Wenn Regula Jäger und Isabelle Hachen in der Stadt unterwegs sind, werden sie immer wieder von Fremden gegrüsst. Man kennt die beiden Schwestern mittlerweile. Denn jeder, der schon einmal den Fuss in den neuen Quartierladen im Kleinholz gesetzt hat, wurde mit einem netten «Grüezi» persönlich willkommen geheissen.

Jäger und Hachen wollten schon als Kind Supermarkt-Kassiererin werden. Über Umwege haben sie sich nun ihren Traum erfüllt. Unterstützt werden die beiden von ihren Ehemännern. «Einer kümmert sich um die Gestaltung der Homepage, der andere hilft beim Wirtschaftlichen», sagt Hachen. Im Vorfeld liessen sie sich vom regionalen Wirtschaftsförderer Urs Blaser beraten.
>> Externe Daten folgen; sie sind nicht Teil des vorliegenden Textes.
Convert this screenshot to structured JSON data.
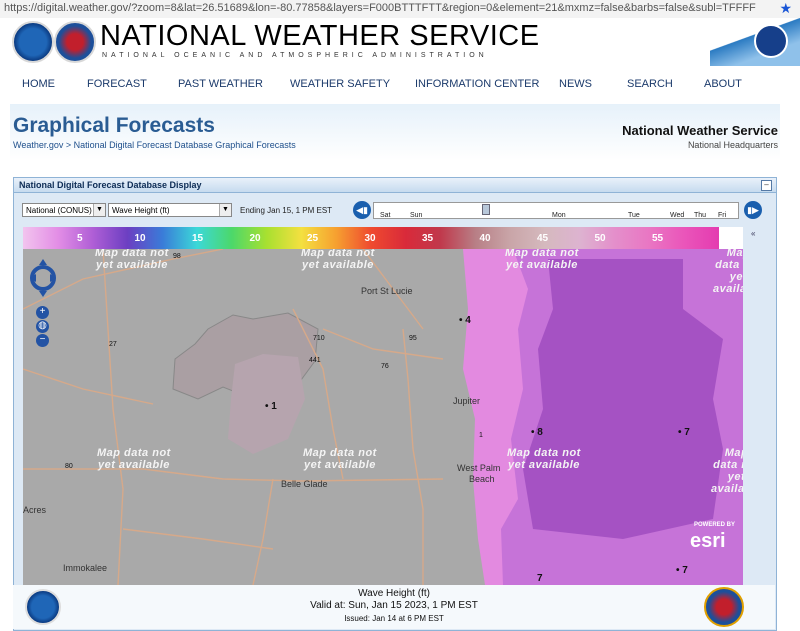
{
  "browser": {
    "url": "https://digital.weather.gov/?zoom=8&lat=26.51689&lon=-80.77858&layers=F000BTTTFTT&region=0&element=21&mxmz=false&barbs=false&subl=TFFFF"
  },
  "header": {
    "title": "NATIONAL WEATHER SERVICE",
    "subtitle": "NATIONAL OCEANIC AND ATMOSPHERIC ADMINISTRATION"
  },
  "nav": [
    "HOME",
    "FORECAST",
    "PAST WEATHER",
    "WEATHER SAFETY",
    "INFORMATION CENTER",
    "NEWS",
    "SEARCH",
    "ABOUT"
  ],
  "page": {
    "title": "Graphical Forecasts",
    "breadcrumb_home": "Weather.gov",
    "breadcrumb_sep": " > ",
    "breadcrumb_current": "National Digital Forecast Database Graphical Forecasts",
    "office": "National Weather Service",
    "office_sub": "National Headquarters"
  },
  "panel": {
    "title": "National Digital Forecast Database Display",
    "region_select": "National (CONUS)",
    "element_select": "Wave Height (ft)",
    "ending": "Ending Jan 15,   1 PM EST",
    "timeline_days": [
      "Sat",
      "Sun",
      "Mon",
      "Tue",
      "Wed",
      "Thu",
      "Fri"
    ]
  },
  "legend": {
    "labels": [
      "5",
      "10",
      "15",
      "20",
      "25",
      "30",
      "35",
      "40",
      "45",
      "50",
      "55"
    ],
    "colors": [
      "#f2c4ee",
      "#e38ee6",
      "#b05fd6",
      "#6c3fc2",
      "#3a7bd8",
      "#3bd8d8",
      "#4cd86a",
      "#a8e030",
      "#f4e040",
      "#f6a030",
      "#ef4a2f",
      "#d92a3a",
      "#c0394c",
      "#b87f86",
      "#c9a5a8",
      "#d5b9be",
      "#ddb3d0",
      "#e48fcb",
      "#e976c3",
      "#ea55ba",
      "#e43bb0"
    ]
  },
  "map": {
    "unavailable_text_1": "Map data not",
    "unavailable_text_2": "yet available",
    "cities": [
      "Port St Lucie",
      "Jupiter",
      "West Palm",
      "Beach",
      "Belle Glade",
      "Immokalee",
      "Acres"
    ],
    "points": [
      "1",
      "4",
      "8",
      "7",
      "7",
      "7"
    ],
    "roads": [
      "98",
      "710",
      "441",
      "76",
      "27",
      "80",
      "95",
      "1"
    ],
    "attribution_top": "POWERED BY",
    "attribution": "esri",
    "colors": {
      "land": "#a9a9a9",
      "lake": "#b6a4ae",
      "water_light": "#e38ae0",
      "water_mid": "#c673d8",
      "water_deep": "#a552c3",
      "roads": "#d6a98a"
    }
  },
  "footer": {
    "element": "Wave Height (ft)",
    "valid": "Valid at:  Sun, Jan 15 2023,     1 PM EST",
    "issued": "Issued: Jan 14 at 6 PM EST"
  }
}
Der Quartierladen Kleinholz in Olten feierte am 2. November 2017 Neueröffnung

  

Obwohl die zwei Schwestern Quereinsteiger sind, läuft das Geschäft nach 100 Tagen bereits besser als erwartet. «Wir sind sehr zufrieden», sagt Hachen. Die Kunden schätzen vor allem die vielen regionalen Produkte und das immer grösser werdende Bio-Angebot. «Als wir hörten, dass ein Nachbar Bio-Orangen aus Italien importiert, haben wir ihn kontaktiert und verkaufen jetzt seine Orangen», erzählt Hachen. Neben Obst und Gemüse kommen auch viele andere Produkte wie zum Beispiel Käse, Joghurt oder Milch von Bauernhöfen aus der Region.

Auch das Brot kommt in Form von Rohlingen frisch vom Becker. Diese müssen im Laden nur noch gebacken werden. Die beiden Neo-Ladenbesitzerinnen haben gemerkt, dass das mit dem Berechnen nicht immer ganz so einfach ist. Während zu Beginn an einem Samstagmorgen etwa 30 Gipfeli verkauft wurden, waren es heute vor einer Woche bereits mehr als 60.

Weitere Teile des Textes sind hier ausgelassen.